The name, 'Brook wood', refers to the small streams which used to rise within it, and in particular to 'Coresbrook'. The name is unlikely to derive from 'brocc' (meaning 'badger'), although the animal features on the village crest and on the school uniform.

==Transport==
Brookwood railway station is on the South West Main Line, with four trains per hour each way. The junction with the Alton Line is about 1 + 1/4 miles further west. There is also a regular bus service to Guildford, Woking and Frimley.

==Sports teams and organisations==
Brookwood has a football team, Brookwood and District Football Club. Formed in 2007, B & D FC currently play in the Surrey and Hants Border League Division 3. Last season 2009/10 they were winners of the Prince Albert Cup, beating Abbey Rangers 5-4 in the match at Surrey Sports Park.

===Youth organisations===
Brookwood is home to quite a number of youth organisations and clubs. Most of these meet at either the Memorial Hall, St Saviours Church or are based in the school.
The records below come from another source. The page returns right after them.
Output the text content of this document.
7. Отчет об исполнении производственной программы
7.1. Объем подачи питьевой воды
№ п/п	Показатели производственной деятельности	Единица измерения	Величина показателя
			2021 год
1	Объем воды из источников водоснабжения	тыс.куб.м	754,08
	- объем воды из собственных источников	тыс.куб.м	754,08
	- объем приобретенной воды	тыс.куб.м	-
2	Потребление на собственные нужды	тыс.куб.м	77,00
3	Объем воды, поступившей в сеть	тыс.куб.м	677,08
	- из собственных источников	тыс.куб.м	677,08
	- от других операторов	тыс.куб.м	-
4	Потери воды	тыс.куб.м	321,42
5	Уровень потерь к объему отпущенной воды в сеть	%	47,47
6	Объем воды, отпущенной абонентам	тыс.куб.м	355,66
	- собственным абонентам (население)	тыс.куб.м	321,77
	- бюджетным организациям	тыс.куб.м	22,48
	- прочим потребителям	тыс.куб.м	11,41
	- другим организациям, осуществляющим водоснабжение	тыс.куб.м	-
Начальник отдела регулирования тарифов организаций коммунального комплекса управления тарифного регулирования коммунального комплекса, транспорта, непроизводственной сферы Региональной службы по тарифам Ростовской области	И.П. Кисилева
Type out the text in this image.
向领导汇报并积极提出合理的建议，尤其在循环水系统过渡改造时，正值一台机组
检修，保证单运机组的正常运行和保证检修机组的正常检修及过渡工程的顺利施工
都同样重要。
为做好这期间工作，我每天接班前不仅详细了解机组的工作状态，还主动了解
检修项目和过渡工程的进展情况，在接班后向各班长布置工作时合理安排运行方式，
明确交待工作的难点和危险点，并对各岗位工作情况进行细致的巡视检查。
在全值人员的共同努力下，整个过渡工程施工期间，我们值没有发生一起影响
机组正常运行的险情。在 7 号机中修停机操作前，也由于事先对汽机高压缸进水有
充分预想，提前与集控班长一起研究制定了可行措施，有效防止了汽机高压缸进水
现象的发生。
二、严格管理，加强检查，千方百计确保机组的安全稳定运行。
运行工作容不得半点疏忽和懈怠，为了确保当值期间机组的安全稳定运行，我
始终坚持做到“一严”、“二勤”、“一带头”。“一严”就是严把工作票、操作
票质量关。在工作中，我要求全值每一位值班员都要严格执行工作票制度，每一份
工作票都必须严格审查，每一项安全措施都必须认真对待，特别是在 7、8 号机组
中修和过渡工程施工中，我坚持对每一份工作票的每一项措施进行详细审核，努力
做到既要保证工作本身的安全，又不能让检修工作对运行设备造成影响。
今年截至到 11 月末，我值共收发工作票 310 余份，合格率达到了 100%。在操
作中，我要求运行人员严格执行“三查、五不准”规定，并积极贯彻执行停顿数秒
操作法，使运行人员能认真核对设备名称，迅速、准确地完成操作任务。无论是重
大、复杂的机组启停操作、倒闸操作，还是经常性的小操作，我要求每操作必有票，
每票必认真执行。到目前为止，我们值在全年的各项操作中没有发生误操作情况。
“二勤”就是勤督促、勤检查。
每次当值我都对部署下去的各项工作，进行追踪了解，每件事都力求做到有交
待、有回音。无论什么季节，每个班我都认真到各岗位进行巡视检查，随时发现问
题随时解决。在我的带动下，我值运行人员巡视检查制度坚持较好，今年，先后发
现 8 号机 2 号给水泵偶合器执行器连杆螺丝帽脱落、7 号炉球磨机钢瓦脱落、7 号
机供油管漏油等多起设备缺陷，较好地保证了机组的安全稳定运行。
Brookwood Scout Group meets in the Brookwood Memorial Hall every week during term time and offers both boys and girls between the ages of six and fourteen with the opportunity to take part in a wide range of activities and adventure. The group is a member of the Scout Association and covers the youngest three age bands that the Association caters for (Beavers, Cubs and Scouts).

===Angling at Brookwood Country Park===
Goldsworth Park Angling Club, established 2015, manages angling at Goldsworth Park Lake and Brookwood Ponds, under license with Woking Borough Council.